The album starts with the ominous narration of “In the Beginning,” setting the stage of a post-apocalyptic future. The title track, one of the best fists-in-the-air hard rock anthems ever written, immediately kicks the record into high gear. From the get-go, through a combination of higher production values and more refined playing, it is apparent that the drumming of Tommy Lee is the music’s driving force. Songs like “Looks That Kill,” “Bastard,” “Red Hot” and “Too Young to Fall in Love” have an undeniable forward momentum that comes from Lee’s foundation. If Mars defines the sound of the band, Lee is the engine that keeps it in motion.

The Crüe shows a greater sense of dynamics than on its debut, inserting the haunting, near-instrumental “God Bless the Children of the Beast” between “Bastard” and a dark, dark cover of The Beatles’ “Helter Skelter” (and you just know they chose that song for its Charles Manson connection).

“Shout at the Devil” marks the band’s first collaboration with producer Tom Werman, the start of a relationship that remains contentious to this day.

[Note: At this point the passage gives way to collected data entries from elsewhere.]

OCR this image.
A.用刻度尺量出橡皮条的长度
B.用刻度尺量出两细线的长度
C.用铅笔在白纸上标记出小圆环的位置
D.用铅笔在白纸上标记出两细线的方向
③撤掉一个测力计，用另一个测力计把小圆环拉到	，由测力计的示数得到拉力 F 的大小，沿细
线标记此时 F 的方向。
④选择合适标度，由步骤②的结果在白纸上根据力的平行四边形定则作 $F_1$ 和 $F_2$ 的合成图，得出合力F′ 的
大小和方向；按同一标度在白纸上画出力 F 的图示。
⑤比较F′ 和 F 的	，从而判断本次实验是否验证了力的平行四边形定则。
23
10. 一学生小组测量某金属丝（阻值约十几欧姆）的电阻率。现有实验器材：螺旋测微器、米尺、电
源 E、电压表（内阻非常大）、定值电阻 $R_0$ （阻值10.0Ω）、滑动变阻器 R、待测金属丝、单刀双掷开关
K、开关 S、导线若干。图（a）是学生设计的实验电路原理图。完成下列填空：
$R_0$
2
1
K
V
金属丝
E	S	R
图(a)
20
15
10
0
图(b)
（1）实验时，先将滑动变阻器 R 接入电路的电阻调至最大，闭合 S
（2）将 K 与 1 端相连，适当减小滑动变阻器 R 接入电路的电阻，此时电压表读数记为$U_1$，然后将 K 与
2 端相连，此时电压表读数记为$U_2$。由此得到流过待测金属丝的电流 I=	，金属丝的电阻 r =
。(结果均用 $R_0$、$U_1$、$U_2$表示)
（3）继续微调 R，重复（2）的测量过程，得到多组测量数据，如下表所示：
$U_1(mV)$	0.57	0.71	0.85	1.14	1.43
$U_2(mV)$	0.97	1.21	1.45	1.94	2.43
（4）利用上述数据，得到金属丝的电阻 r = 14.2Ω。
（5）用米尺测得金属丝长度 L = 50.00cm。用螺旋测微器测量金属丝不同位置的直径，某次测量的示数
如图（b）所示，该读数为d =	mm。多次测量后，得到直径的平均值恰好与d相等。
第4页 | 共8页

In his defense, it’s hard to imagine a tougher assignment. In “The Dirt,” Sixx described the band’s mindset at the time: “We thought we were the baddest creatures on God’s great earth. Nobody could do it as hard as us and as much as us, and get away with it like us. There was no competition. The more fucked up we got, the greater people thought we were and the more they supplied us with what we needed to get even more fucked up.” The “Shout at the Devil” liner notes famously claim, “This album was recorded on Foster’s Lager, Budweiser, Bombay Gin, lots of Jack Daniels, Kahlua and Brandy, Quackers and Krell [the band’s code word for cocaine], and Wild Women!”

Under the circumstances, it’s a minor miracle the album was recorded at all.

Werman’s production gives the recording a large, full sound while retaining the raw, aggressive feel of “Too Fast for Love.” Neil still has little vocal range, but the vicious edge of the music does not require it from him—it needs him to sound evil as he sings songs about sex, violence and rebellion, and he does. The band also uses gang vocals to great effect in most of the choruses.

Musically, “Shout at the Devil” is an incredibly focused album, and its songs stand up even better when listened to in one sitting than when taken individually. It was the band’s first chance to make a record the way the big boys do it, and it responded with a classic. A triumphant performance in May 1983 at the US Festival, a three-day concert that also featured Ozzy Osbourne, Judas Priest and Van Halen, told the Crüe they were on the cusp of something huge. The band needed a career-defining album to put it over the top. “Shout at the Devil” is that album.

The next big break came when Ozzy took Mötley out as the opening act on his 1984 “Bark at the Moon” tour, taking both to new levels of rock star insanity.

In “The Dirt,” Sixx wrote: “If the performance at the US Festival was a spark illuminating what we would become, then the Ozzy tour was the match that set the whole band ablaze.”